Il riferimento delle molteplici qualità a un che di unico è opera dell’Io, il quale si presenta
come l’elemento unificante di ciò che costituisce l’oggetto percepito. La coscienza si
rivela allora come ciò che tiene insieme le diverse proprietà delle cose.
Si passa così a uno stadio ulteriore dello sviluppo della coscienza, a un nuovo gradino
della mediazione, che è l’intelletto, il quale si rende conto che ciò che conferisce unità
alle molteplici determinazioni dell’oggetto è il soggetto stesso e che perciò l’oggetto
non è altro dalla coscienza, ma è la coscienza stessa.
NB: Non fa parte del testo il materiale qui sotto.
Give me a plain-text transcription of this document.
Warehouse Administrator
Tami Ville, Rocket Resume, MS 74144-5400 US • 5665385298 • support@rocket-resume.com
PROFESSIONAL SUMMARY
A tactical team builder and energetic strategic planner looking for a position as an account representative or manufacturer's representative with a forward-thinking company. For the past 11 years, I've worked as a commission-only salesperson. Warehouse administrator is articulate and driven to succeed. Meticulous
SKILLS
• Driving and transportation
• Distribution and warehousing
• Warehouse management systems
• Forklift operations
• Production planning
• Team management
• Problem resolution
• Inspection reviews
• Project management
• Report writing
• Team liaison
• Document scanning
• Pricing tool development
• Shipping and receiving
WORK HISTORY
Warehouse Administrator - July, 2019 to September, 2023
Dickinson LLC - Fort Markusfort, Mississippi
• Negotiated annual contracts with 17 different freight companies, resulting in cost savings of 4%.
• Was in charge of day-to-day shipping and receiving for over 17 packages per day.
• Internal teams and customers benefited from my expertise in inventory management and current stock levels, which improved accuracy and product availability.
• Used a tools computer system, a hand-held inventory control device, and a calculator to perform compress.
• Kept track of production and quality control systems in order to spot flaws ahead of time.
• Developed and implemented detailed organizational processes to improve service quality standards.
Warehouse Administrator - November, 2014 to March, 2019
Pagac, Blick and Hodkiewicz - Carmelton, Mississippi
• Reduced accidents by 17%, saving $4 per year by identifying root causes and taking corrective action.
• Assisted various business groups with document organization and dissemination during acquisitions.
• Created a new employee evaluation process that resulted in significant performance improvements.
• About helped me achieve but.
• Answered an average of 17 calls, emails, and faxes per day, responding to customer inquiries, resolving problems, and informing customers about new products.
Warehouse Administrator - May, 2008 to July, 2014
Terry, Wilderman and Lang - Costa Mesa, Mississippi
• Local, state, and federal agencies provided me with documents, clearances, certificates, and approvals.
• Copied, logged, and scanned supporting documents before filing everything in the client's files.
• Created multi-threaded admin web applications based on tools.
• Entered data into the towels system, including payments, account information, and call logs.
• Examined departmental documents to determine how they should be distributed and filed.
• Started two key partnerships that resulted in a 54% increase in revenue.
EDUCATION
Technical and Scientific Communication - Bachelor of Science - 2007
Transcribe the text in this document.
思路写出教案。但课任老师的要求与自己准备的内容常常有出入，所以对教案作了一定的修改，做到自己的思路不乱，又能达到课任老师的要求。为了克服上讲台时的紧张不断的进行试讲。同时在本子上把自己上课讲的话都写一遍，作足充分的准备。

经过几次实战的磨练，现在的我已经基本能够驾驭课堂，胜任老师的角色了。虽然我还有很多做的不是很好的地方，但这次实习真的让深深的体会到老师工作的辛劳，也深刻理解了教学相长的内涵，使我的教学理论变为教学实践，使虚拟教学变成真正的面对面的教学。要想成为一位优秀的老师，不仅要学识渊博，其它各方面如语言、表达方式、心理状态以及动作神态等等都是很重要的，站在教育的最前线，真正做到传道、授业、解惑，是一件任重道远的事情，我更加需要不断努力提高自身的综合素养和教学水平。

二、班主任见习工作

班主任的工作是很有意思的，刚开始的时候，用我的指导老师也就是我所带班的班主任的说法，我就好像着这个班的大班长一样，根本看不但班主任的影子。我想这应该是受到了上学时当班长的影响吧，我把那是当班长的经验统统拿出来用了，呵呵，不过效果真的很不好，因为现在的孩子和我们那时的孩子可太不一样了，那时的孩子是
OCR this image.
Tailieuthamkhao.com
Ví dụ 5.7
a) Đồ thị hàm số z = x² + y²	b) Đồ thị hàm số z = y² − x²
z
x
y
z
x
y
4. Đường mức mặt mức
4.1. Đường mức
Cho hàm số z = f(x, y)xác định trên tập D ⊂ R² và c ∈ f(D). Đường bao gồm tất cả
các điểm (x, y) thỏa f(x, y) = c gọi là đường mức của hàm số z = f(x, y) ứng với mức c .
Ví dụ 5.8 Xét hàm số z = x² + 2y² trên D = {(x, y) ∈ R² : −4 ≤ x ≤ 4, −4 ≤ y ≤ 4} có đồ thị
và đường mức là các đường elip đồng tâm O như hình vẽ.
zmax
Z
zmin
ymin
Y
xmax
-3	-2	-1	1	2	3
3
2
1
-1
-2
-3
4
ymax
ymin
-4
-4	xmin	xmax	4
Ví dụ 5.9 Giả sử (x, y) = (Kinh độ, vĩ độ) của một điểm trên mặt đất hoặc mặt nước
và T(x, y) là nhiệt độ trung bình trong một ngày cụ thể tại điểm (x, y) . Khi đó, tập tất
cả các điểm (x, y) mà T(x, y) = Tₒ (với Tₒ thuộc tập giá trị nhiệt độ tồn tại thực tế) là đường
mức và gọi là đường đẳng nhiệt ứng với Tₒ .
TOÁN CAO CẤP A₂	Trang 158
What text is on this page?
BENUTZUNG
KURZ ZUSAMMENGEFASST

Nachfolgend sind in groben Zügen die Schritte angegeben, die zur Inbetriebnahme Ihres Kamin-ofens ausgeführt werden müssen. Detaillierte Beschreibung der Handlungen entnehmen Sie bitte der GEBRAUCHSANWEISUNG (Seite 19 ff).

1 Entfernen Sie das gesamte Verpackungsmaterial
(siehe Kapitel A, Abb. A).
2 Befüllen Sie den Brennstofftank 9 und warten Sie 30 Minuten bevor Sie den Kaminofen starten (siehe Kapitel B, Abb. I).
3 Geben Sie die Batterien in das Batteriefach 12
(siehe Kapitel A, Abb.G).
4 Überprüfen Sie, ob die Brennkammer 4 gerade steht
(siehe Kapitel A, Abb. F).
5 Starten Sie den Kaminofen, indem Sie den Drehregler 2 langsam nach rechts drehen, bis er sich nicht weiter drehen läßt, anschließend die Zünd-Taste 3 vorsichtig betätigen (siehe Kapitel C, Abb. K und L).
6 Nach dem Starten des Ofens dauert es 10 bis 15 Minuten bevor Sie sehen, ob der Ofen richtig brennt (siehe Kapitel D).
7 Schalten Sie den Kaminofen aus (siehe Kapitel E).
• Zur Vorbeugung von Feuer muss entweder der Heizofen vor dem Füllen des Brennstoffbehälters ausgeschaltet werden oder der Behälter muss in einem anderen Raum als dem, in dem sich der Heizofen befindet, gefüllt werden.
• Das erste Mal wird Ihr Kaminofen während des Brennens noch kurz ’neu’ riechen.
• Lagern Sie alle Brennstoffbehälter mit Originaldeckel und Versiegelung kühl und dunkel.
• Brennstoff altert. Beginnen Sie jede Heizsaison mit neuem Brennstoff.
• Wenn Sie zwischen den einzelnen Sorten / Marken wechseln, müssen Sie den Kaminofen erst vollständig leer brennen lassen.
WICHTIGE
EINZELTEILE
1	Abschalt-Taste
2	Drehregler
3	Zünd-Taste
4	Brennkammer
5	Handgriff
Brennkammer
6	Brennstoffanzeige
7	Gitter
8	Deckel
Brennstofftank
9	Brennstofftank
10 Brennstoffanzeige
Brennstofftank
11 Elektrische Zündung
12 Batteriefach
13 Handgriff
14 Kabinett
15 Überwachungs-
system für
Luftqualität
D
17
Con l'intelletto si arriva a un primo superamento della contrapposizione soggetto-oggetto,
comincia cioè ad affacciarsi timidamente l'idea che soggetto e oggetto non siano, in fin dei
conti, due entità radicalmente opposte tra loro. Prima che si giungesse al momento
dell'intelletto, vi era un soggetto che conosceva e un oggetto (il mondo) che era
conosciuto.
Ma se ogni fenomeno che percepiamo risponde – kantianamente – alle categorie, alle
leggi poste dal nostro stesso intelletto, allora dalla coscienza si passa all'autocoscienza:
prima, infatti, si trattava di un soggetto che aveva coscienza di un oggetto; poi ci si è
accorti che tale oggetto non è radicalmente distinto dal soggetto, ma anzi è il soggetto
stesso.
Dunque quella che era coscienza di un oggetto esterno diventa coscienza di sè, ovvero
autocoscienza. Giunti all'intelletto scatta allora il passaggio all'autocoscienza.